I guess I dont understand why you would want to. Walking neighborhood/city streets off leash is a real liability. I wouldn't risk it even if city ordinance allowed. 
We do designated off leash walking trails so I dont expect my dog to walk by my side. We just rely on a solid recall. It seems like you're using a really long leash if you want him to walk by your side.


----------



## Merciel (Apr 25, 2013)

Fephie said:


> Walking neighborhood/city streets off leash is a real liability.


Yep.

I _can_ walk Pongu off leash in the city; I've tested it at off hours (by which I mean going down side streets at 4 or 5 a.m. -- and even then, taxis come through my neighborhood every couple of minutes), and very occasionally by necessity when I find myself unexpectedly carrying large and unwieldy burdens and can't manage the leash.

He's pretty close to perfect. I can have him hold a competition Heel for several blocks if necessary, and I can also have him on a more relaxed 15-foot invisible emotional tether. The one and only good thing about a fearful dog is that he won't willingly stray from my side.

So I _can_ do it. But I still think it's an awful risk and I would never dream of doing it routinely. All it would take is one stray cat or one loud truck backfire (or a gunshot, we have those too here...) and a speeding taxi and bam, I wouldn't have a dog anymore.

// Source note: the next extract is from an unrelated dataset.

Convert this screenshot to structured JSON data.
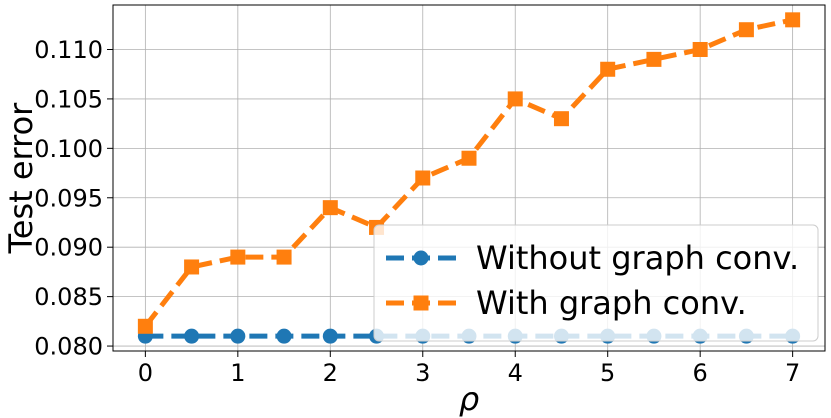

If you're truly out in the country in the middle of nowhere, I guess you might not have to worry about this. But if you're _anywhere_ else, I wouldn't chance it. No matter how good your training is, it's not worth the risk. Dogs are dogs. They make mistakes, they get tempted to chase things, they get scared and bolt. It's up to us, as responsible owners, to prevent those momentary lapses from ending in disaster. A leash is an important way of doing that.


----------



## 1970Nova (Jul 14, 2013)

Lucy, we live right next to a big popular field where kids play sports which are a huge distraction, and there are a lot of fellow dog owners, also if my city were to have leash laws the police department here wouldn't enforce them.

doggiedad I will look into "recall" for off leash thanks. 

Thanks for all the posts, I guess just seeing others walking with their dogs off leash makes me want the same, and I never thought about the liability factor, but I will still teach him just as a safety net.


----------